Когда умер Сталин, она сказала: «Теперь будет лучше». Она хотела, чтобы я женился на еврейке, дочке одессита Пахмана. А я ухаживал за армянкой. Мама говорила: «Скажи, Мойше, она тебя кормит?» (Это было ещё в годы войны).
— Нет, — говорю, — не кормит. — А вот если бы ты ухаживал за дочкой Пахмана… — Мамa, у неё худые ноги. — А лицо какое красивое, а волосы… Подумаешь, ноги ему нужны.
Когда я женился на Нине, то не могу сказать, что между ней и мамой возникла дружба.

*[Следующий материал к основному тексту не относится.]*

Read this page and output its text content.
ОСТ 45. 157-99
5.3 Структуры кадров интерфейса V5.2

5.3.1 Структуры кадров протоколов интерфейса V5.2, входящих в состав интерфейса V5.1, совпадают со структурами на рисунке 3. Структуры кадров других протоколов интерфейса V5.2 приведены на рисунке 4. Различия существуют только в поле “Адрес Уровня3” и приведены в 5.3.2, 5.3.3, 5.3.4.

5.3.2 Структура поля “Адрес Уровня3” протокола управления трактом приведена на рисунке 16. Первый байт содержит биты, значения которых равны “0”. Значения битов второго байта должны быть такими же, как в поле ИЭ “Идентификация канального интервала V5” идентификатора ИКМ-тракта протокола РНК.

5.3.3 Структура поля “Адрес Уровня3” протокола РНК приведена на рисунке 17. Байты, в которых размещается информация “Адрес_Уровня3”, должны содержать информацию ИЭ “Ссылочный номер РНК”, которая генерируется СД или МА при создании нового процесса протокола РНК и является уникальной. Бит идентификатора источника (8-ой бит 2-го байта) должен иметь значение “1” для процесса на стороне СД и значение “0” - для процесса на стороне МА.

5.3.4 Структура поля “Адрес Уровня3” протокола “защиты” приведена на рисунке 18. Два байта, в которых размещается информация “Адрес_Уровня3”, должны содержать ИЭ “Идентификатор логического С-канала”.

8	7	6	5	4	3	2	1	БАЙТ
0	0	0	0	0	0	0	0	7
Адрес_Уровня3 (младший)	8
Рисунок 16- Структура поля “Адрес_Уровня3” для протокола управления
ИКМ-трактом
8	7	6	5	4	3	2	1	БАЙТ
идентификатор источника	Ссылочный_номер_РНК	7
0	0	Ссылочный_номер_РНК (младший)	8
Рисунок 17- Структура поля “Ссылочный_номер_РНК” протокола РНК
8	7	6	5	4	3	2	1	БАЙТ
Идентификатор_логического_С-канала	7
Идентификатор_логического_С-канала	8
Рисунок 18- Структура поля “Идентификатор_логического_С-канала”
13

Я начал преподавать танцы в училище МВД, появились деньги. Я купил маме золотые часики с цепочкой, а Нине купил белые металлические часы. Жена говорит:
— Маме ты купил с золотой цепочкой вместо того, чтоб купить их мне, я молодая, а мама могла бы и простые носить. — Нина, — говорю, — как тебе не стыдно. Что хорошего мама видела в этой жизни? Пусть хоть порадуется, что у неё есть такие часы. Они перестали разговаривать, но никогда друг с другом не ругались. Один раз только, когда Нина, подметя пол, вышла с мусором, мама сказала: «Между прочим, Мойше, ты мог бы жениться лучше». Это единственное, что она сказала в её адрес. У меня родилась дочь. Мама брала её на руки, клала между своих больших грудей, ласкала. Дочь очень любила бабушку. Потом Нина с мамой сами разобрались. И мама мне говорит: «Мойше, я вот смотрю за Ниной, она таки неплохая. И то, что ты не женился на дочке Пахмана, тоже хорошо, она избалованная. Она бы за тобой не смогла все так делать». Они с Ниной стали жить дружно.
Отец за это время уже сменил нескольких жён. Жил он недалеко от нас. Мама говорит: «Мойше, твой отец привёл новую никэйву. Пойди посмотри.» Я шёл.
— Мама, — говорю, — она такая страшная! — Так ему и надо.
Умерла она, когда ей был 91 год. Случилось это так. У неё была сестра Мира. Жила она в Вильнюсе. Приехала к нам во Фрунзе. Стала приглашать маму погостить у неё: «Софа, приезжай. Миша уже семейный человек. Он не пропадёт. месяц-другой без тебя». Как я её отговаривал: «Там же другой климат. В твоём возрасте нельзя!» Она говорит: «Мойше, я погощу немного и вернусь». Она поехала и больше уже не приехала.
Она была очень добрым человеком. Мы с ней прожили прекрасную жизнь. Никогда не нуждались в моем отце. Она заменила мне родную мать. Будь они сейчас обе живы, я бы не знал, к кому первой подойти и обнять.